The main solution to speed up stall recovery has been to install more powerful engines.
Stall is a total energy problem. If the aircraft is low, it has little potential energy left to top up its kinetic energy, and a stall is exactly when the kinetic energy drops below the value needed for staying in the air.
As you correctly note, the boundary layer needs some time to recover, and the further back on the wing you look, the more the boundary layer is shaped by what went on before. This helps to delay stall when the pitch rate is sufficiently high, but makes recovery take longer. Boundary layer suction would certainly help, but all cases of suction which I know of were either installed to keep the flow laminar for longer or to delay separation at high angle of attack.
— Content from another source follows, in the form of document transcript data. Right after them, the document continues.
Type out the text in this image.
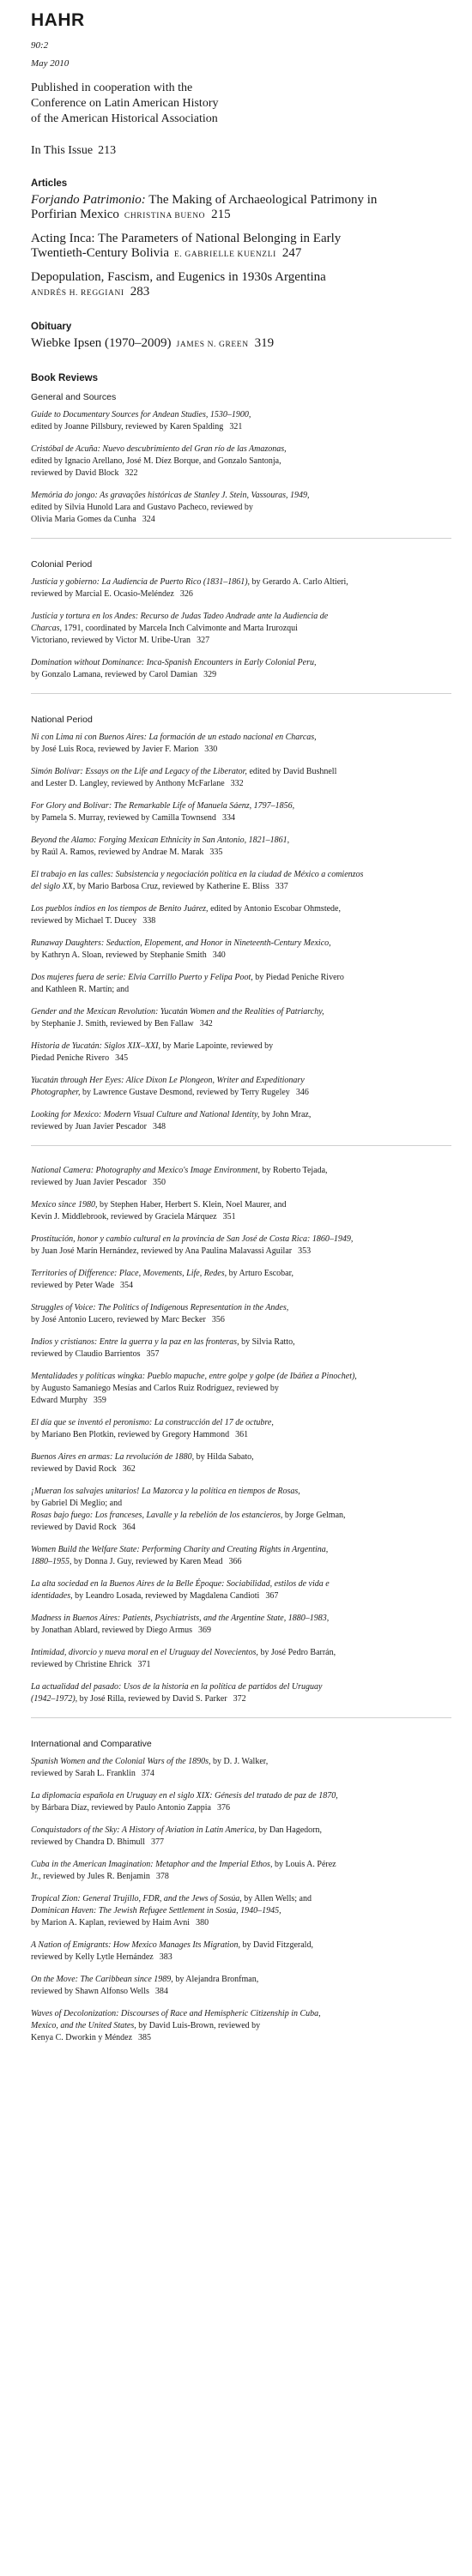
HAHR
90:2
May 2010
Published in cooperation with the
Conference on Latin American History
of the American Historical Association
In This Issue 213
Articles
Forjando Patrimonio: The Making of Archaeological Patrimony in
Porfirian Mexico CHRISTINA BUENO 215
Acting Inca: The Parameters of National Belonging in Early
Twentieth-Century Bolivia E. GABRIELLE KUENZLI 247
Depopulation, Fascism, and Eugenics in 1930s Argentina
ANDRÉS H. REGGIANI 283
Obituary
Wiebke Ipsen (1970–2009) JAMES N. GREEN 319
Book Reviews
General and Sources
Guide to Documentary Sources for Andean Studies, 1530–1900,
edited by Joanne Pillsbury, reviewed by Karen Spalding 321
Cristóbal de Acuña: Nuevo descubrimiento del Gran río de las Amazonas,
edited by Ignacio Arellano, José M. Díez Borque, and Gonzalo Santonja,
reviewed by David Block 322
Memória do jongo: As gravações históricas de Stanley J. Stein, Vassouras, 1949,
edited by Silvia Hunold Lara and Gustavo Pacheco, reviewed by
Olivia Maria Gomes da Cunha 324
Colonial Period
Justicia y gobierno: La Audiencia de Puerto Rico (1831–1861), by Gerardo A. Carlo Altieri,
reviewed by Marcial E. Ocasio-Meléndez 326
Justicia y tortura en los Andes: Recurso de Judas Tadeo Andrade ante la Audiencia de
Charcas, 1791, coordinated by Marcela Inch Calvimonte and Marta Irurozqui
Victoriano, reviewed by Victor M. Uribe-Uran 327
Domination without Dominance: Inca-Spanish Encounters in Early Colonial Peru,
by Gonzalo Lamana, reviewed by Carol Damian 329
National Period
Ni con Lima ni con Buenos Aires: La formación de un estado nacional en Charcas,
by José Luis Roca, reviewed by Javier F. Marion 330
Simón Bolívar: Essays on the Life and Legacy of the Liberator, edited by David Bushnell
and Lester D. Langley, reviewed by Anthony McFarlane 332
For Glory and Bolívar: The Remarkable Life of Manuela Sáenz, 1797–1856,
by Pamela S. Murray, reviewed by Camilla Townsend 334
Beyond the Alamo: Forging Mexican Ethnicity in San Antonio, 1821–1861,
by Raúl A. Ramos, reviewed by Andrae M. Marak 335
El trabajo en las calles: Subsistencia y negociación política en la ciudad de México a comienzos
del siglo XX, by Mario Barbosa Cruz, reviewed by Katherine E. Bliss 337
Los pueblos indios en los tiempos de Benito Juárez, edited by Antonio Escobar Ohmstede,
reviewed by Michael T. Ducey 338
Runaway Daughters: Seduction, Elopement, and Honor in Nineteenth-Century Mexico,
by Kathryn A. Sloan, reviewed by Stephanie Smith 340
Dos mujeres fuera de serie: Elvia Carrillo Puerto y Felipa Poot, by Piedad Peniche Rivero
and Kathleen R. Martín; and
Gender and the Mexican Revolution: Yucatán Women and the Realities of Patriarchy,
by Stephanie J. Smith, reviewed by Ben Fallaw 342
Historia de Yucatán: Siglos XIX–XXI, by Marie Lapointe, reviewed by
Piedad Peniche Rivero 345
Yucatán through Her Eyes: Alice Dixon Le Plongeon, Writer and Expeditionary
Photographer, by Lawrence Gustave Desmond, reviewed by Terry Rugeley 346
Looking for Mexico: Modern Visual Culture and National Identity, by John Mraz,
reviewed by Juan Javier Pescador 348
National Camera: Photography and Mexico's Image Environment, by Roberto Tejada,
reviewed by Juan Javier Pescador 350
Mexico since 1980, by Stephen Haber, Herbert S. Klein, Noel Maurer, and
Kevin J. Middlebrook, reviewed by Graciela Márquez 351
Prostitución, honor y cambio cultural en la provincia de San José de Costa Rica: 1860–1949,
by Juan José Marín Hernández, reviewed by Ana Paulina Malavassi Aguilar 353
Territories of Difference: Place, Movements, Life, Redes, by Arturo Escobar,
reviewed by Peter Wade 354
Struggles of Voice: The Politics of Indigenous Representation in the Andes,
by José Antonio Lucero, reviewed by Marc Becker 356
Indios y cristianos: Entre la guerra y la paz en las fronteras, by Silvia Ratto,
reviewed by Claudio Barrientos 357
Mentalidades y políticas wingka: Pueblo mapuche, entre golpe y golpe (de Ibáñez a Pinochet),
by Augusto Samaniego Mesías and Carlos Ruiz Rodríguez, reviewed by
Edward Murphy 359
El día que se inventó el peronismo: La construcción del 17 de octubre,
by Mariano Ben Plotkin, reviewed by Gregory Hammond 361
Buenos Aires en armas: La revolución de 1880, by Hilda Sabato,
reviewed by David Rock 362
¡Mueran los salvajes unitarios! La Mazorca y la política en tiempos de Rosas,
by Gabriel Di Meglio; and
Rosas bajo fuego: Los franceses, Lavalle y la rebelión de los estancieros, by Jorge Gelman,
reviewed by David Rock 364
Women Build the Welfare State: Performing Charity and Creating Rights in Argentina,
1880–1955, by Donna J. Guy, reviewed by Karen Mead 366
La alta sociedad en la Buenos Aires de la Belle Époque: Sociabilidad, estilos de vida e
identidades, by Leandro Losada, reviewed by Magdalena Candioti 367
Madness in Buenos Aires: Patients, Psychiatrists, and the Argentine State, 1880–1983,
by Jonathan Ablard, reviewed by Diego Armus 369
Intimidad, divorcio y nueva moral en el Uruguay del Novecientos, by José Pedro Barrán,
reviewed by Christine Ehrick 371
La actualidad del pasado: Usos de la historia en la política de partidos del Uruguay
(1942–1972), by José Rilla, reviewed by David S. Parker 372
International and Comparative
Spanish Women and the Colonial Wars of the 1890s, by D. J. Walker,
reviewed by Sarah L. Franklin 374
La diplomacia española en Uruguay en el siglo XIX: Génesis del tratado de paz de 1870,
by Bárbara Díaz, reviewed by Paulo Antonio Zappia 376
Conquistadors of the Sky: A History of Aviation in Latin America, by Dan Hagedorn,
reviewed by Chandra D. Bhimull 377
Cuba in the American Imagination: Metaphor and the Imperial Ethos, by Louis A. Pérez
Jr., reviewed by Jules R. Benjamin 378
Tropical Zion: General Trujillo, FDR, and the Jews of Sosúa, by Allen Wells; and
Dominican Haven: The Jewish Refugee Settlement in Sosúa, 1940–1945,
by Marion A. Kaplan, reviewed by Haim Avni 380
A Nation of Emigrants: How Mexico Manages Its Migration, by David Fitzgerald,
reviewed by Kelly Lytle Hernández 383
On the Move: The Caribbean since 1989, by Alejandra Bronfman,
reviewed by Shawn Alfonso Wells 384
Waves of Decolonization: Discourses of Race and Hemispheric Citizenship in Cuba,
Mexico, and the United States, by David Luis-Brown, reviewed by
Kenya C. Dworkin y Méndez 385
The suction volume needed to speed up stall recovery is a magnitude above that needed for delaying stall, so even when suction was installed, it would have been insufficient for shortening the stall recovery.
The idea of quickly adding kinetic energy is much more promising, and your proposal of a rocket engine will certainly help. If it points slightly upwards, it can compensate for the lift loss during stall and speed up the airplane so it returns quickly to the linear flight regime. The same can be achieved with sufficiently powerful engines, and since they are much more fuel efficient than rockets, they have been preferred over rockets to make fighter and aerobatic aircraft essentially unstallable if their thrust-to-weight ratio approaches one.
Next, a benign lift curve slope at stall can be engineered into the wing by using a big nose radius, a linear pressure recovery gradient and washout, so the outer wing still has attached flow when the inner wing stalls. The first two factors help to keep lift fairly constant well into the stall, so vertical acceleration is low. The third factor ensures proper aileron response and low roll moments due to flow separation, so the aircraft will not divert and stays controllable. The drag increase due to separation, however, will decelerate the aircraft and lead to a loss of lift if the stall is not ended quickly. The benign lift curve slope of the wing made the stall in case of AF447 so uneventful that the copilot never realized that he had pulled the aircraft into a stall.
However, most aircraft are flown such that they never enter into a stall. Instrumentation and warning devices will prevent even incompetent pilots from stalling the aircraft unless they intend to do so, eliminating the need for emergency rockets or oversized engines.